One thing. There is an unmistakable finding in this report, one that you ignore at your own peril.
Email is still the killer app.
As you can see, the vast majority of people prefer email over other social networks to be in conversation with your organization. That is entirely consistent with what social marketing experts know. Those are the guys who always write an ebook for the simple reason that they get you to sign on to their email list. Your email address is valuable to them and it is to nonprofits too.
Even the blog about making money with blogs writes today about the significance of email.
So here is my addition to Allyson Fine’s marching orders:
- Gather email addresses relentlessly and engage in a conversation with your followers.
- Don’t limit your conversations to facebook or twitter (which I think is already starting to come off its hinges).

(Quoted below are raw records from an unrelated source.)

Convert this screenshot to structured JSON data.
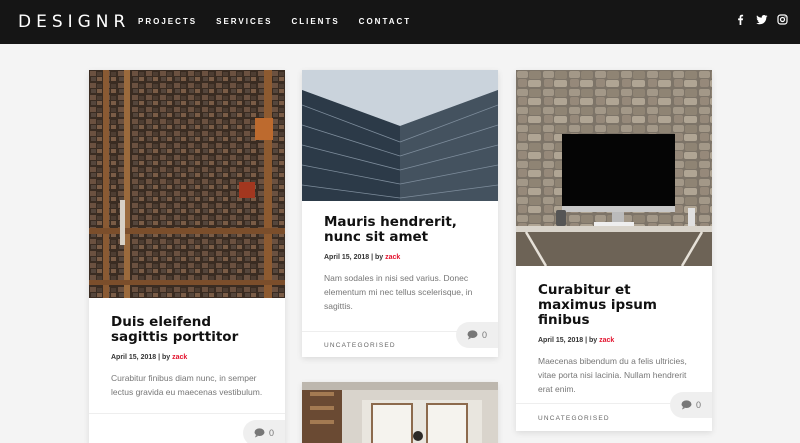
{
  "site": {
    "logo": "DESIGNR"
  },
  "nav": {
    "items": [
      "PROJECTS",
      "SERVICES",
      "CLIENTS",
      "CONTACT"
    ]
  },
  "social": [
    "facebook-icon",
    "twitter-icon",
    "instagram-icon"
  ],
  "posts": [
    {
      "title": "Duis eleifend sagittis porttitor",
      "date": "April 15, 2018",
      "sep": " | by ",
      "author": "zack",
      "excerpt": "Curabitur finibus diam nunc, in semper lectus gravida eu maecenas vestibulum.",
      "comments": "0"
    },
    {
      "title": "Mauris hendrerit, nunc sit amet",
      "date": "April 15, 2018",
      "sep": " | by ",
      "author": "zack",
      "excerpt": "Nam sodales in nisi sed varius. Donec elementum mi nec tellus scelerisque, in sagittis.",
      "category": "UNCATEGORISED",
      "comments": "0"
    },
    {
      "title": "Curabitur et maximus ipsum finibus",
      "date": "April 15, 2018",
      "sep": " | by ",
      "author": "zack",
      "excerpt": "Maecenas bibendum du a felis ultricies, vitae porta nisi lacinia. Nullam hendrerit erat enim.",
      "category": "UNCATEGORISED",
      "comments": "0"
    }
  ],
  "colors": {
    "topbar": "#151515",
    "accent": "#e3142f"
  }
}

- Email people, and imagine how you would like to receive email. In other words, don’t bombard, but also, don’t be shy.
- Write short simple email addresses that have these three elements, which I wrote about earlier:
- Ask the recipient to do one thing that day
- Show what that will accomplish
- Tell them what will happen next.
Online donors are not simply donors. They are part of a movement. They want to have a stake in the outcome and that is where the real challenge lies.